Jasne założenia co do kogo jest uprawniony do otrzymywania takiego zasiłku również są kluczowe. Bezwarunkowy dochód podstawowy jest właśnie bezwarunkowy, co oznacza, że nie byłoby wymogów związanych z płaceniem składek czy zatrudnieniem. Byłby on powszechny i przysługiwałby wszystkim obywatelom lub mieszkańcom danego terytorium, niezależnie od ich statusu społecznego. To indywidualne świadczenie, które nie zależałoby od struktury gospodarstwa domowego i nie różniłoby się w zależności od tego, ile osób w danym gospodarstwie jest.
Wypłacany w formie pieniędzy, bezwarunkowy dochód podstawowy nie byłby ograniczony do konkretnych produktów czy usług. Poza tym, miałby być regularnie wypłacany, zazwyczaj raz w miesiącu. To państwo lub inne instytucje publiczne byłyby odpowiedzialne za jego wypłatę, na wzór innych krajów, gdzie takie rozwiązanie jest już praktykowane.

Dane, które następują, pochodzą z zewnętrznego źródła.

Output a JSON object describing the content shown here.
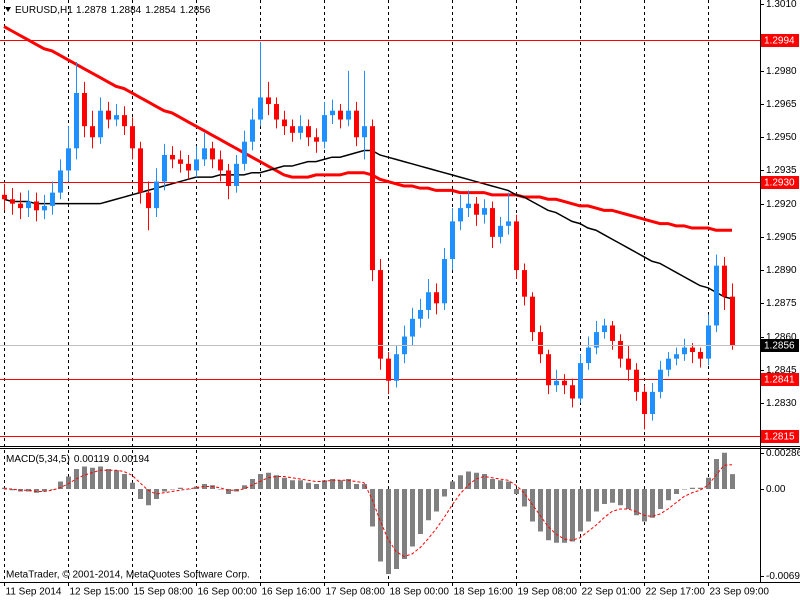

W Polsce, wcześniej rozważano wprowadzenie bezwarunkowego dochodu podstawowego w najbiedniejszych regionach, co byłoby pierwszym krokiem w jego wdrażaniu. Istnieje pewien potencjał do wprowadzenia takiego rozwiązania, szczególnie w kontekście działań Unii Europejskiej mających na celu wyrównywanie szans i poprawę jakości życia w najbiedniejszych regionach. Jednakże decyzja o wprowadzeniu takiego świadczenia wymagałaby gruntownej analizy finansowej i społecznej, aby uwzględnić wszystkie aspekty i konsekwencje tego rodzaju programu.